The conference marked the 20th anniversary of EENet, the Estonian Internet backbone that became the first ISP in the country in 1993 and continues to provide bandwidth and other services for researchers, universities and cultural institutions.
Skepticism regarding Big Data was the order of the day from several speakers, such as Internet Society technical outreach director Robin Wilton, who expressed outright worry over algorithms that may in the near future allow unprecedented semantic analysis and tracking. He also opined about the "creepiness" of the "third, invisible party in the room" on social media sites.

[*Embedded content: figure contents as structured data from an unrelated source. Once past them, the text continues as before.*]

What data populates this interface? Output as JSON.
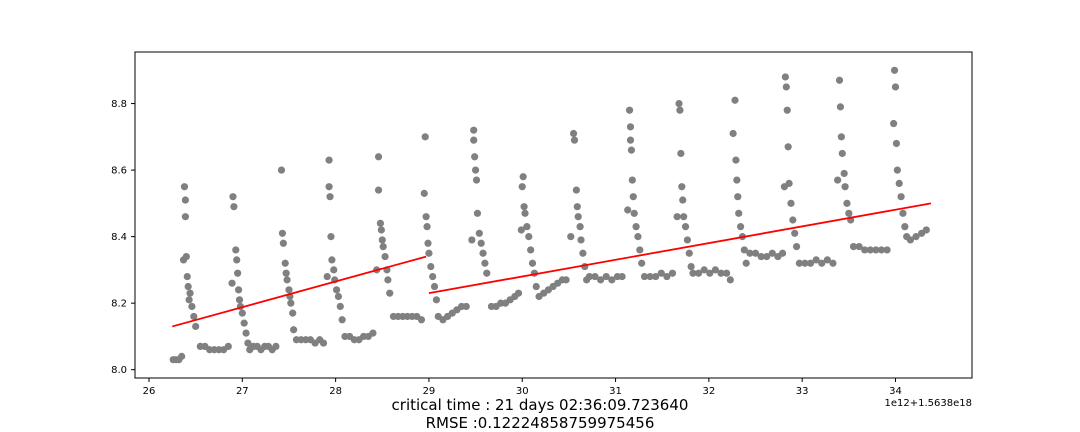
{
  "chart_data": {
    "type": "scatter",
    "title": "",
    "xlabel": "",
    "ylabel": "",
    "xlim": [
      25.85,
      34.82
    ],
    "ylim": [
      7.975,
      8.955
    ],
    "x_offset_text": "1e12+1.5638e18",
    "x_ticks": [
      26,
      27,
      28,
      29,
      30,
      31,
      32,
      33,
      34
    ],
    "x_tick_labels": [
      "26",
      "27",
      "28",
      "29",
      "30",
      "31",
      "32",
      "33",
      "34"
    ],
    "y_ticks": [
      8.0,
      8.2,
      8.4,
      8.6,
      8.8
    ],
    "y_tick_labels": [
      "8.0",
      "8.2",
      "8.4",
      "8.6",
      "8.8"
    ],
    "grid": false,
    "series": [
      {
        "kind": "scatter",
        "color": "#808080",
        "points": [
          [
            26.26,
            8.03
          ],
          [
            26.29,
            8.03
          ],
          [
            26.32,
            8.03
          ],
          [
            26.35,
            8.04
          ],
          [
            26.37,
            8.33
          ],
          [
            26.38,
            8.55
          ],
          [
            26.39,
            8.51
          ],
          [
            26.39,
            8.46
          ],
          [
            26.4,
            8.34
          ],
          [
            26.41,
            8.28
          ],
          [
            26.42,
            8.25
          ],
          [
            26.43,
            8.21
          ],
          [
            26.44,
            8.23
          ],
          [
            26.46,
            8.19
          ],
          [
            26.48,
            8.16
          ],
          [
            26.5,
            8.13
          ],
          [
            26.55,
            8.07
          ],
          [
            26.6,
            8.07
          ],
          [
            26.65,
            8.06
          ],
          [
            26.7,
            8.06
          ],
          [
            26.75,
            8.06
          ],
          [
            26.8,
            8.06
          ],
          [
            26.85,
            8.07
          ],
          [
            26.89,
            8.26
          ],
          [
            26.9,
            8.52
          ],
          [
            26.91,
            8.49
          ],
          [
            26.93,
            8.36
          ],
          [
            26.94,
            8.33
          ],
          [
            26.95,
            8.29
          ],
          [
            26.96,
            8.24
          ],
          [
            26.97,
            8.21
          ],
          [
            26.98,
            8.19
          ],
          [
            27.0,
            8.17
          ],
          [
            27.02,
            8.14
          ],
          [
            27.04,
            8.11
          ],
          [
            27.06,
            8.08
          ],
          [
            27.08,
            8.06
          ],
          [
            27.12,
            8.07
          ],
          [
            27.16,
            8.07
          ],
          [
            27.2,
            8.06
          ],
          [
            27.24,
            8.07
          ],
          [
            27.28,
            8.07
          ],
          [
            27.32,
            8.06
          ],
          [
            27.36,
            8.07
          ],
          [
            27.42,
            8.6
          ],
          [
            27.43,
            8.41
          ],
          [
            27.44,
            8.38
          ],
          [
            27.46,
            8.32
          ],
          [
            27.47,
            8.29
          ],
          [
            27.48,
            8.27
          ],
          [
            27.5,
            8.24
          ],
          [
            27.51,
            8.22
          ],
          [
            27.52,
            8.2
          ],
          [
            27.54,
            8.17
          ],
          [
            27.55,
            8.12
          ],
          [
            27.58,
            8.09
          ],
          [
            27.63,
            8.09
          ],
          [
            27.68,
            8.09
          ],
          [
            27.73,
            8.09
          ],
          [
            27.78,
            8.08
          ],
          [
            27.83,
            8.09
          ],
          [
            27.87,
            8.08
          ],
          [
            27.91,
            8.28
          ],
          [
            27.93,
            8.63
          ],
          [
            27.93,
            8.55
          ],
          [
            27.94,
            8.52
          ],
          [
            27.95,
            8.4
          ],
          [
            27.96,
            8.33
          ],
          [
            27.98,
            8.3
          ],
          [
            27.99,
            8.27
          ],
          [
            28.01,
            8.24
          ],
          [
            28.03,
            8.22
          ],
          [
            28.05,
            8.19
          ],
          [
            28.07,
            8.15
          ],
          [
            28.1,
            8.1
          ],
          [
            28.15,
            8.1
          ],
          [
            28.2,
            8.09
          ],
          [
            28.25,
            8.09
          ],
          [
            28.3,
            8.1
          ],
          [
            28.35,
            8.1
          ],
          [
            28.4,
            8.11
          ],
          [
            28.44,
            8.3
          ],
          [
            28.46,
            8.64
          ],
          [
            28.46,
            8.54
          ],
          [
            28.48,
            8.44
          ],
          [
            28.49,
            8.42
          ],
          [
            28.5,
            8.39
          ],
          [
            28.51,
            8.37
          ],
          [
            28.53,
            8.34
          ],
          [
            28.55,
            8.3
          ],
          [
            28.56,
            8.27
          ],
          [
            28.58,
            8.23
          ],
          [
            28.62,
            8.16
          ],
          [
            28.67,
            8.16
          ],
          [
            28.72,
            8.16
          ],
          [
            28.77,
            8.16
          ],
          [
            28.82,
            8.16
          ],
          [
            28.87,
            8.16
          ],
          [
            28.92,
            8.15
          ],
          [
            28.95,
            8.53
          ],
          [
            28.96,
            8.7
          ],
          [
            28.97,
            8.46
          ],
          [
            28.98,
            8.43
          ],
          [
            28.99,
            8.38
          ],
          [
            29.0,
            8.35
          ],
          [
            29.02,
            8.31
          ],
          [
            29.04,
            8.28
          ],
          [
            29.06,
            8.25
          ],
          [
            29.08,
            8.21
          ],
          [
            29.1,
            8.16
          ],
          [
            29.15,
            8.15
          ],
          [
            29.2,
            8.16
          ],
          [
            29.25,
            8.17
          ],
          [
            29.3,
            8.18
          ],
          [
            29.35,
            8.19
          ],
          [
            29.4,
            8.19
          ],
          [
            29.46,
            8.39
          ],
          [
            29.48,
            8.72
          ],
          [
            29.48,
            8.69
          ],
          [
            29.49,
            8.64
          ],
          [
            29.5,
            8.6
          ],
          [
            29.51,
            8.57
          ],
          [
            29.52,
            8.47
          ],
          [
            29.54,
            8.41
          ],
          [
            29.56,
            8.38
          ],
          [
            29.58,
            8.35
          ],
          [
            29.6,
            8.32
          ],
          [
            29.62,
            8.29
          ],
          [
            29.67,
            8.19
          ],
          [
            29.72,
            8.19
          ],
          [
            29.77,
            8.2
          ],
          [
            29.82,
            8.2
          ],
          [
            29.87,
            8.21
          ],
          [
            29.92,
            8.22
          ],
          [
            29.96,
            8.23
          ],
          [
            29.99,
            8.42
          ],
          [
            30.0,
            8.55
          ],
          [
            30.01,
            8.58
          ],
          [
            30.02,
            8.49
          ],
          [
            30.03,
            8.47
          ],
          [
            30.05,
            8.43
          ],
          [
            30.07,
            8.4
          ],
          [
            30.09,
            8.36
          ],
          [
            30.11,
            8.32
          ],
          [
            30.13,
            8.29
          ],
          [
            30.15,
            8.25
          ],
          [
            30.18,
            8.22
          ],
          [
            30.23,
            8.23
          ],
          [
            30.28,
            8.24
          ],
          [
            30.33,
            8.25
          ],
          [
            30.38,
            8.26
          ],
          [
            30.43,
            8.27
          ],
          [
            30.47,
            8.27
          ],
          [
            30.52,
            8.4
          ],
          [
            30.55,
            8.71
          ],
          [
            30.56,
            8.69
          ],
          [
            30.58,
            8.54
          ],
          [
            30.59,
            8.49
          ],
          [
            30.6,
            8.46
          ],
          [
            30.62,
            8.43
          ],
          [
            30.63,
            8.39
          ],
          [
            30.65,
            8.35
          ],
          [
            30.67,
            8.31
          ],
          [
            30.69,
            8.27
          ],
          [
            30.72,
            8.28
          ],
          [
            30.78,
            8.28
          ],
          [
            30.84,
            8.27
          ],
          [
            30.9,
            8.28
          ],
          [
            30.96,
            8.27
          ],
          [
            31.02,
            8.28
          ],
          [
            31.07,
            8.28
          ],
          [
            31.13,
            8.48
          ],
          [
            31.15,
            8.78
          ],
          [
            31.16,
            8.73
          ],
          [
            31.16,
            8.69
          ],
          [
            31.17,
            8.66
          ],
          [
            31.18,
            8.57
          ],
          [
            31.19,
            8.52
          ],
          [
            31.2,
            8.47
          ],
          [
            31.22,
            8.43
          ],
          [
            31.24,
            8.4
          ],
          [
            31.26,
            8.36
          ],
          [
            31.28,
            8.32
          ],
          [
            31.31,
            8.28
          ],
          [
            31.37,
            8.28
          ],
          [
            31.43,
            8.28
          ],
          [
            31.49,
            8.29
          ],
          [
            31.55,
            8.28
          ],
          [
            31.61,
            8.29
          ],
          [
            31.66,
            8.46
          ],
          [
            31.68,
            8.8
          ],
          [
            31.69,
            8.78
          ],
          [
            31.7,
            8.65
          ],
          [
            31.71,
            8.55
          ],
          [
            31.72,
            8.51
          ],
          [
            31.73,
            8.46
          ],
          [
            31.75,
            8.43
          ],
          [
            31.77,
            8.39
          ],
          [
            31.79,
            8.35
          ],
          [
            31.81,
            8.31
          ],
          [
            31.83,
            8.29
          ],
          [
            31.89,
            8.29
          ],
          [
            31.95,
            8.3
          ],
          [
            32.01,
            8.29
          ],
          [
            32.07,
            8.3
          ],
          [
            32.13,
            8.29
          ],
          [
            32.19,
            8.29
          ],
          [
            32.23,
            8.27
          ],
          [
            32.26,
            8.71
          ],
          [
            32.28,
            8.81
          ],
          [
            32.29,
            8.63
          ],
          [
            32.3,
            8.57
          ],
          [
            32.31,
            8.52
          ],
          [
            32.32,
            8.47
          ],
          [
            32.34,
            8.43
          ],
          [
            32.36,
            8.4
          ],
          [
            32.38,
            8.36
          ],
          [
            32.4,
            8.32
          ],
          [
            32.44,
            8.35
          ],
          [
            32.5,
            8.35
          ],
          [
            32.56,
            8.34
          ],
          [
            32.62,
            8.34
          ],
          [
            32.68,
            8.35
          ],
          [
            32.74,
            8.34
          ],
          [
            32.79,
            8.35
          ],
          [
            32.81,
            8.55
          ],
          [
            32.82,
            8.88
          ],
          [
            32.83,
            8.85
          ],
          [
            32.84,
            8.78
          ],
          [
            32.85,
            8.67
          ],
          [
            32.86,
            8.56
          ],
          [
            32.88,
            8.5
          ],
          [
            32.9,
            8.45
          ],
          [
            32.92,
            8.41
          ],
          [
            32.94,
            8.37
          ],
          [
            32.97,
            8.32
          ],
          [
            33.03,
            8.32
          ],
          [
            33.09,
            8.32
          ],
          [
            33.15,
            8.33
          ],
          [
            33.21,
            8.32
          ],
          [
            33.27,
            8.33
          ],
          [
            33.33,
            8.32
          ],
          [
            33.38,
            8.57
          ],
          [
            33.4,
            8.87
          ],
          [
            33.41,
            8.79
          ],
          [
            33.42,
            8.7
          ],
          [
            33.43,
            8.65
          ],
          [
            33.45,
            8.59
          ],
          [
            33.46,
            8.55
          ],
          [
            33.48,
            8.5
          ],
          [
            33.5,
            8.47
          ],
          [
            33.52,
            8.45
          ],
          [
            33.55,
            8.37
          ],
          [
            33.61,
            8.37
          ],
          [
            33.67,
            8.36
          ],
          [
            33.73,
            8.36
          ],
          [
            33.79,
            8.36
          ],
          [
            33.85,
            8.36
          ],
          [
            33.91,
            8.36
          ],
          [
            33.98,
            8.74
          ],
          [
            33.99,
            8.9
          ],
          [
            34.0,
            8.85
          ],
          [
            34.01,
            8.68
          ],
          [
            34.02,
            8.6
          ],
          [
            34.04,
            8.56
          ],
          [
            34.06,
            8.52
          ],
          [
            34.08,
            8.47
          ],
          [
            34.1,
            8.43
          ],
          [
            34.12,
            8.4
          ],
          [
            34.16,
            8.39
          ],
          [
            34.22,
            8.4
          ],
          [
            34.28,
            8.41
          ],
          [
            34.33,
            8.42
          ]
        ]
      },
      {
        "kind": "line",
        "color": "#ff0000",
        "x": [
          26.25,
          28.97
        ],
        "y": [
          8.13,
          8.34
        ]
      },
      {
        "kind": "line",
        "color": "#ff0000",
        "x": [
          29.0,
          34.38
        ],
        "y": [
          8.23,
          8.5
        ]
      }
    ]
  },
  "caption": {
    "line1": "critical time : 21 days 02:36:09.723640",
    "line2": "RMSE :0.12224858759975456"
  }
}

John Dyer, business and tech strategist at TERENA, the European NREN umbrella organization, said there continues to be a need for NRENs and called for more cooperation globally.
"The users of NRENs are also users of […] aggregrators like Google and Microsoft. We have lots of users and can use that as a bargaining chip to get what we want. We can act as a broker aggregating requirements of community users, going to the market and getting some good deals on services. We'd be powerful if we could aggregate on the global front."
Asked whether any NRENs had been terminated, Dyer said no, but added that there was a discernible trend of creeping nationalization, and cited Portugal.
The biggest consumer of EENet, as with many NRENs are theoretical physics research projects like the Large Hadron Collider in Geneva. Estonia's Mario Kadastik, a senior research fellow at the National Institute of Chemical Physics and Biophysics, coordinates one of a number of centers that analyzes data and runs simulations in the quest to determine whether the Higgs boson, an elusive subatomic particle, exists. The volumes of data involved are measured in several petabytes, a unit equal to a million gigabytes.
In his presentation, Dyer made a strong case for extending the benefits of NRENs to the humanities as well. "Not everyone needs an optical path to the LHC, some people just need e-mail."
Other Estonian speakers at the conference included Anto Veldre, the Estonian Information System Authority's computer emergency response team specialist, known for colorful presentations and views often as unbridled as those of electronic freedom activists, and Rain Ottis of the Tallinn University of Technology, who has worked for the NATO cyberdefense center.